Hussein, yang akrab disapa Cak Chong, menjelaskan bahwa sekitar 50% dari omzet warkop berasal dari penjualan kopi dan rokok.
‘Aturan tersebut jelas berat, karena jika menjual rokok dalam kemasan, keuntungannya hanya Rp1.000 – Rp2.000 per bungkus, kalau kami menjual eceran, keuntungan dari satu bungkus bisa mencapai Rp5.000,” jelasnya seraya menambahkan sekitar 80% pembeli di warkop lebih memilih membeli rokok secara eceran.
“Jadi, larangan penjualan eceran ini juga akan memberatkan pembeli,. Kami minta pemerintah untuk lebih memahami kondisi di lapangan, mengingat pendapatan negara terbesar berasal dari cukai rokok,” tegasnya seraya berharap ada advokasi dari penggiat UMKM atau pakar untuk membantu para pengusaha kecil dalam menghadapi aturan ini.
Selain larangan penjualan eceran dan aturan jarak dengan institusi pendidikan, Cak Chong juga menyoroti pengaturan kemasan polos rokok, yang menurutnya akan menyulitkan pedagang dalam membedakan legalitas produk rokok.
“Yang menjadi kekhawatiran kami jika tidak sengaja menjual rokok ilegal, maka sudah pasti barang dagangan kami akan disita oleh aparat,” tandasnya.
Menurutnya, kebijakan ini tidak mempertimbangkan kesejahteraan rakyat kecil dan mengabaikan asas keadilan bagi pedagang kecil. Ia pun meminta pemerintah untuk merevisi aturan tersebut dan lebih memperhatikan kesejahteraan masyarakat bawah.
Agar suara pengusaha warkop ini bisa sampai di telinga pemerintah, maka Cak Chong dan seluruh pedagang warkop Surabaya mengajukan petisi
Yang berisikan beberapa tuntutan, termasuk penghapusan pasal tentang larangan penjualan rokok secara eceran, larangan penjualan rokok dalam radius 200 meter dari tempat pendidikan dan tempat bermain anak, serta pengaturan mengenai kemasan polos rokok.
“Jika petisi penolakan ini tidak direspons oleh pemerintah, kami siap menggelar aksi massal bersama para pedagang kecil di seluruh Indonesia, terutama di Jawa Timur, yang terdampak oleh aturan ini,” ancamnya.
Pakar Komunikasi Universitas Airlangga, Suko Widodo, menyatakan bahwa industri rokok adalah industri yang rumit. Ia juga mempertanyakan larangan penjualan rokok eceran serta aturan jarak dan lainnya.

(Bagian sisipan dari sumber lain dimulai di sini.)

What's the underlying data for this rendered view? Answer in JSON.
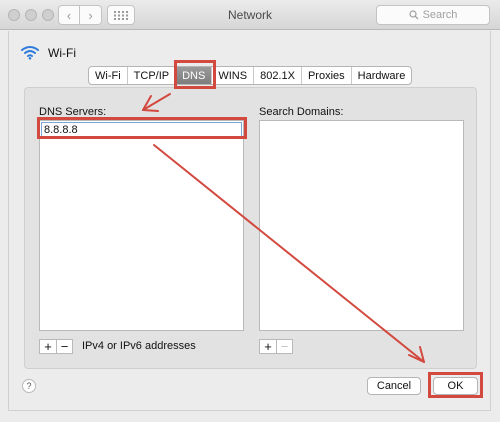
{
  "window": {
    "title": "Network"
  },
  "toolbar": {
    "back_icon": "chevron-left-icon",
    "forward_icon": "chevron-right-icon",
    "grid_icon": "grid-icon",
    "search_placeholder": "Search"
  },
  "interface": {
    "name": "Wi-Fi",
    "icon": "wifi-icon"
  },
  "tabs": [
    {
      "label": "Wi-Fi",
      "active": false
    },
    {
      "label": "TCP/IP",
      "active": false
    },
    {
      "label": "DNS",
      "active": true
    },
    {
      "label": "WINS",
      "active": false
    },
    {
      "label": "802.1X",
      "active": false
    },
    {
      "label": "Proxies",
      "active": false
    },
    {
      "label": "Hardware",
      "active": false
    }
  ],
  "dns": {
    "label": "DNS Servers:",
    "entries": [
      "8.8.8.8"
    ],
    "add": "+",
    "remove": "−",
    "hint": "IPv4 or IPv6 addresses"
  },
  "search_domains": {
    "label": "Search Domains:",
    "add": "+",
    "remove": "−"
  },
  "buttons": {
    "help": "?",
    "cancel": "Cancel",
    "ok": "OK"
  },
  "colors": {
    "annotation": "#d2493f",
    "active_tab": "#8a8a8a",
    "wifi": "#2f7bdc"
  }
}
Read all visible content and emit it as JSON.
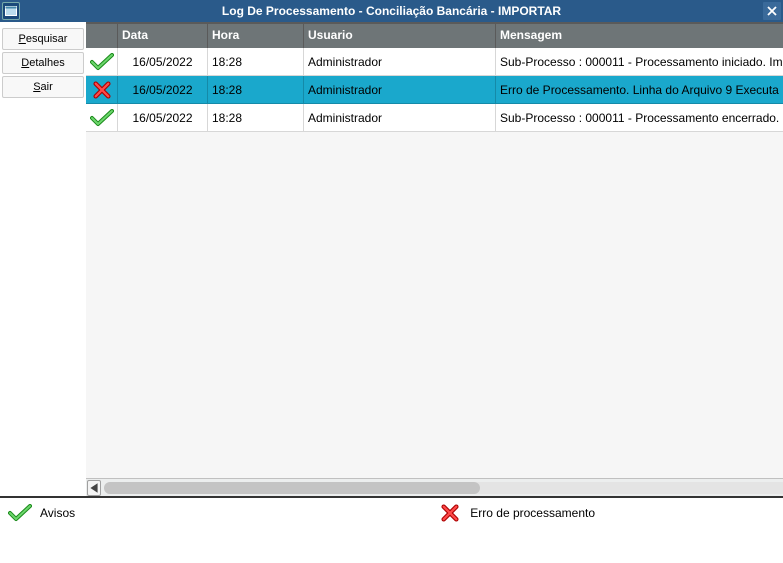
{
  "window": {
    "title": "Log De Processamento - Conciliação Bancária - IMPORTAR"
  },
  "sidebar": {
    "pesquisar": "Pesquisar",
    "detalhes": "Detalhes",
    "sair": "Sair"
  },
  "grid": {
    "headers": {
      "data": "Data",
      "hora": "Hora",
      "usuario": "Usuario",
      "mensagem": "Mensagem"
    },
    "rows": [
      {
        "status": "ok",
        "data": "16/05/2022",
        "hora": "18:28",
        "usuario": "Administrador",
        "mensagem": "Sub-Processo : 000011 - Processamento iniciado. Im"
      },
      {
        "status": "error",
        "data": "16/05/2022",
        "hora": "18:28",
        "usuario": "Administrador",
        "mensagem": "Erro de Processamento. Linha do Arquivo 9 Executa"
      },
      {
        "status": "ok",
        "data": "16/05/2022",
        "hora": "18:28",
        "usuario": "Administrador",
        "mensagem": "Sub-Processo : 000011 - Processamento encerrado."
      }
    ]
  },
  "footer": {
    "avisos": "Avisos",
    "erro": "Erro de processamento"
  }
}
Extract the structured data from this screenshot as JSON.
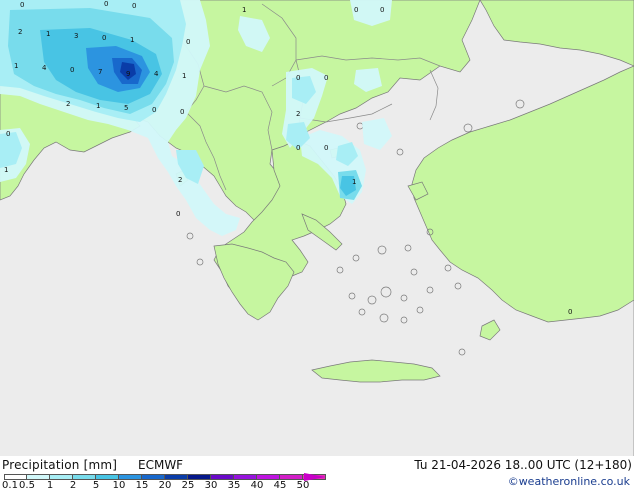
{
  "legend": {
    "title": "Precipitation [mm]",
    "model": "ECMWF",
    "datetime": "Tu 21-04-2026 18..00 UTC (12+180)",
    "credit": "©weatheronline.co.uk",
    "ticks": [
      "0.1",
      "0.5",
      "1",
      "2",
      "5",
      "10",
      "15",
      "20",
      "25",
      "30",
      "35",
      "40",
      "45",
      "50"
    ],
    "colors": [
      "#ffffff",
      "#d2f8fa",
      "#a8eef5",
      "#78dcec",
      "#48c4e4",
      "#2c94e0",
      "#1868cc",
      "#0a3ca8",
      "#06188a",
      "#6a0ac8",
      "#9614dc",
      "#be14e0",
      "#d21ec8",
      "#e432b4"
    ]
  },
  "map": {
    "colors": {
      "sea": "#ececec",
      "land": "#c6f6a0",
      "coast": "#7a7a7a",
      "border": "#8a8a8a"
    },
    "values": [
      "0",
      "1",
      "2",
      "3",
      "4",
      "5",
      "6",
      "7",
      "8",
      "9"
    ]
  }
}
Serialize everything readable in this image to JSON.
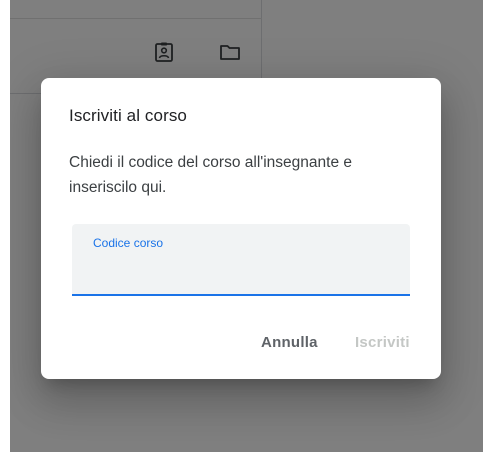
{
  "background": {
    "icons": [
      "assignment-ind-icon",
      "folder-icon"
    ]
  },
  "dialog": {
    "title": "Iscriviti al corso",
    "body": "Chiedi il codice del corso all'insegnante e inseriscilo qui.",
    "field": {
      "label": "Codice corso",
      "value": ""
    },
    "cancel_label": "Annulla",
    "join_label": "Iscriviti"
  },
  "colors": {
    "accent": "#1a73e8",
    "disabled": "#c4c7c5",
    "text_primary": "#202124",
    "text_secondary": "#5f6368"
  }
}
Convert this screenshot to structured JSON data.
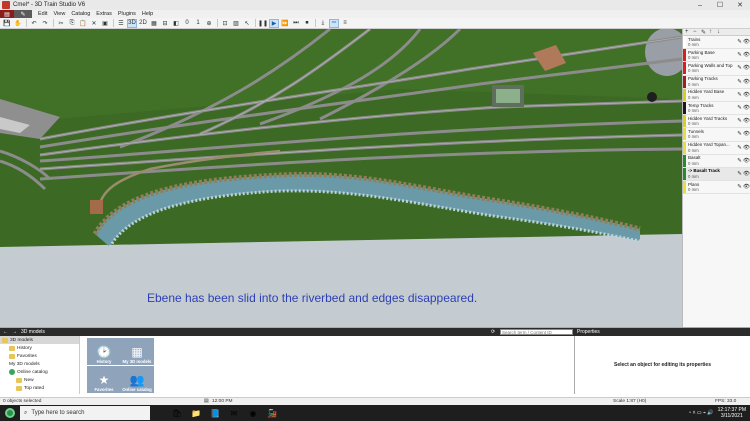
{
  "window": {
    "title": "Cmel* - 3D Train Studio V6",
    "controls": [
      "–",
      "☐",
      "✕"
    ]
  },
  "menu": {
    "file_label": "",
    "items": [
      "Edit",
      "View",
      "Catalog",
      "Extras",
      "Plugins",
      "Help"
    ]
  },
  "toolbar": {
    "view_3d": "3D",
    "view_2d": "2D",
    "page_label": "0",
    "page_value": "1"
  },
  "caption": "Ebene has been slid into the riverbed and edges disappeared.",
  "layers": [
    {
      "name": "Trains",
      "height": "0 mm",
      "color": "#ffffff"
    },
    {
      "name": "Parking Base",
      "height": "0 mm",
      "color": "#d62020"
    },
    {
      "name": "Parking Walls and Top",
      "height": "0 mm",
      "color": "#d62020"
    },
    {
      "name": "Parking Tracks",
      "height": "0 mm",
      "color": "#a02020"
    },
    {
      "name": "Hidden Yard Base",
      "height": "0 mm",
      "color": "#d6d020"
    },
    {
      "name": "Temp Tracks",
      "height": "0 mm",
      "color": "#1a1a1a"
    },
    {
      "name": "Hidden Yard Tracks",
      "height": "0 mm",
      "color": "#d6d020"
    },
    {
      "name": "Tunnels",
      "height": "0 mm",
      "color": "#e0e040"
    },
    {
      "name": "Hidden Yard Topan...",
      "height": "0 mm",
      "color": "#e0e040"
    },
    {
      "name": "Basalt",
      "height": "0 mm",
      "color": "#2a8a2a"
    },
    {
      "name": "-> Basalt Track",
      "height": "0 mm",
      "color": "#2a8a2a",
      "selected": true
    },
    {
      "name": "Plans",
      "height": "0 mm",
      "color": "#e0e040"
    }
  ],
  "catalog": {
    "header": "3D models",
    "search_placeholder": "Search term / Content ID",
    "tree": [
      {
        "label": "3D models",
        "kind": "folder",
        "indent": 0,
        "highlight": true
      },
      {
        "label": "History",
        "kind": "folder",
        "indent": 1
      },
      {
        "label": "Favorites",
        "kind": "folder",
        "indent": 1
      },
      {
        "label": "My 3D models",
        "kind": "none",
        "indent": 1
      },
      {
        "label": "Online catalog",
        "kind": "globe",
        "indent": 1
      },
      {
        "label": "New",
        "kind": "folder",
        "indent": 2
      },
      {
        "label": "Top rated",
        "kind": "folder",
        "indent": 2
      }
    ],
    "tiles": [
      {
        "label": "History",
        "glyph": "🕑"
      },
      {
        "label": "My 3D models",
        "glyph": "▦"
      },
      {
        "label": "Favorites",
        "glyph": "★"
      },
      {
        "label": "Online catalog",
        "glyph": "👥"
      }
    ]
  },
  "properties": {
    "header": "Properties",
    "empty_text": "Select an object for editing its properties"
  },
  "status": {
    "selection": "0 objects selected",
    "time": "12:00 PM",
    "scale": "Scale 1:87 (H0)",
    "fps": "FPS: 33.0"
  },
  "taskbar": {
    "search_placeholder": "Type here to search",
    "clock_time": "12:17:37 PM",
    "clock_date": "3/11/2021"
  },
  "colors": {
    "caption": "#2d3fb7",
    "grass": "#3c6a24",
    "ground": "#c4ccd2"
  }
}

“Harusnya gula juga dilarang. Kenapa rokok terus yang dipersoalkan?” kata Suko Widodo mempertanyakan .
Menurut Suko, aturan ini perlu dipertimbangkan lebih serius karena menyangkut kepentingan banyak orang, terutama bagi daerah seperti Jawa Timur yang merupakan penghasil tembakau dan memiliki pendapatan daerah yang bergantung pada rokok.
“Saya sepakat dengan pedagang warkop dan saya khawatir bahwa larangan penjualan eceran rokok akan mengurangi minat masyarakat untuk nongkrong di warkop. Padahal, cangkrukan adalah tradisi Jawa Timur,” tutur Suko Widodo.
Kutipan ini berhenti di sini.